= John Walch =

American dramatist

John Walch is an American playwright based in New York City.

==Work==
John Walch has written award-winning plays, such as Circumference of A Squirrel, Aisle 17B, and The Rebirth of Beautiful. Other plays include The Dinosaur Within, Jesting with Edged Tools, Craving Gravy, The Elements of Style (an adaptation), as well as numerous collaborations and one-acts.

His plays have been produced at theatres such as The Mark Taper Forum, Actors Theatre of Louisville, Zachary Scott Theatre Center, Playwrights Theatre of New Jersey, the State Theater, PACA (Performing Artists Collective Alliance) Erie, Pa, Kitchen Dog Theatre, and off-Broadway at Urban Stages; and they have been developed through the Public Theater New Works Now, Manhattan Theatre Club, A.S.K. Theatre Projects, Shenandoah International Playwright's Retreat, The Playwrights' Center of Minneapolis/PlayLabs, WordBRIDGE, the Mark Taper Forum, and the Theatre Royal Haymarket in London.

==Recognition==
Walch received a Kennedy Center Fund for New American Plays award for The Dinosaur Within; the Marc Klein Playwriting Award for Jesting with Edged Tools; three Austin Critics Table Awards for "Best Original Script" for Craving Gravy, Circumference of a Squirrel, and The Dinosaur Within; the James Michener Fellowship from the Michener Center for Writers at University of Texas, where he earned his MFA in Playwriting; the 2003 Osborn Award from the American Theatre Critics Association, recognizing an emerging American playwright; and the Charlotte Woolard Award from the Kennedy Center, recognizing a promising new voice in the American theatre.

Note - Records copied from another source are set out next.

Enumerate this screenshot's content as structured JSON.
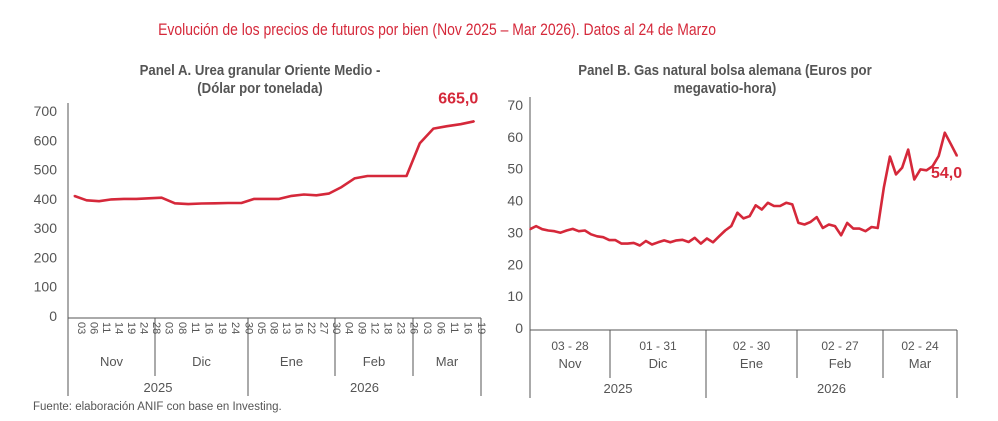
{
  "title": "Evolución de los precios de futuros por bien (Nov 2025 – Mar 2026). Datos al 24 de Marzo",
  "source": "Fuente: elaboración ANIF con base en Investing.",
  "colors": {
    "line": "#d5283a",
    "axis": "#555555",
    "text": "#555555"
  },
  "chart_data": [
    {
      "type": "line",
      "title_line1": "Panel A. Urea granular Oriente Medio -",
      "title_line2": "(Dólar por tonelada)",
      "ylim": [
        0,
        700
      ],
      "yticks": [
        0,
        100,
        200,
        300,
        400,
        500,
        600,
        700
      ],
      "grid": false,
      "months": [
        {
          "label": "Nov",
          "days": [
            "03",
            "06",
            "11",
            "14",
            "19",
            "24",
            "28"
          ]
        },
        {
          "label": "Dic",
          "days": [
            "03",
            "08",
            "11",
            "16",
            "19",
            "24",
            "30"
          ]
        },
        {
          "label": "Ene",
          "days": [
            "05",
            "08",
            "13",
            "16",
            "22",
            "27",
            "30"
          ]
        },
        {
          "label": "Feb",
          "days": [
            "04",
            "09",
            "12",
            "18",
            "23",
            "26"
          ]
        },
        {
          "label": "Mar",
          "days": [
            "03",
            "06",
            "11",
            "16",
            "19"
          ]
        }
      ],
      "years": [
        {
          "label": "2025",
          "months": 2
        },
        {
          "label": "2026",
          "months": 3
        }
      ],
      "values": [
        410,
        395,
        392,
        398,
        400,
        400,
        402,
        404,
        385,
        382,
        384,
        385,
        386,
        386,
        400,
        400,
        400,
        410,
        415,
        412,
        418,
        440,
        470,
        478,
        478,
        478,
        478,
        590,
        640,
        648,
        655,
        665
      ],
      "last_label": "665,0"
    },
    {
      "type": "line",
      "title_line1": "Panel B. Gas natural bolsa alemana (Euros por",
      "title_line2": "megavatio-hora)",
      "ylim": [
        0,
        70
      ],
      "yticks": [
        0,
        10,
        20,
        30,
        40,
        50,
        60,
        70
      ],
      "grid": false,
      "months": [
        {
          "label": "Nov",
          "range": "03 - 28"
        },
        {
          "label": "Dic",
          "range": "01 - 31"
        },
        {
          "label": "Ene",
          "range": "02 - 30"
        },
        {
          "label": "Feb",
          "range": "02 - 27"
        },
        {
          "label": "Mar",
          "range": "02 - 24"
        }
      ],
      "years": [
        {
          "label": "2025",
          "months": 2
        },
        {
          "label": "2026",
          "months": 3
        }
      ],
      "values": [
        31,
        32,
        31,
        30.6,
        30.4,
        29.9,
        30.6,
        31.1,
        30.4,
        30.6,
        29.4,
        28.8,
        28.5,
        27.6,
        27.6,
        26.5,
        26.5,
        26.7,
        25.9,
        27.3,
        26.2,
        26.9,
        27.5,
        26.9,
        27.5,
        27.7,
        27,
        28.3,
        26.5,
        28.1,
        26.9,
        28.8,
        30.6,
        32,
        36.2,
        34.4,
        35.1,
        38.5,
        37.2,
        39.3,
        38.3,
        38.3,
        39.3,
        38.8,
        33,
        32.5,
        33.3,
        34.8,
        31.4,
        32.5,
        32,
        29.1,
        33,
        31.2,
        31.2,
        30.4,
        31.7,
        31.4,
        44,
        53.8,
        48.2,
        50.3,
        56,
        46.6,
        49.8,
        49.5,
        50.8,
        54,
        61.3,
        57.7,
        54
      ],
      "last_label": "54,0"
    }
  ]
}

He served as artistic director of Austin Script Works and has taught playwriting at the University of Texas at Austin and the University of Iowa.

Commissions include: Manhattan Theatre Club, where he was an Alfred P. Sloan playwriting fellow, The Playwrights' Center of Minneapolis, and Actors Theatre of Louisville. Mr. Walch currently lives in Fayetteville, Arkansas and is at work on the book for a musical.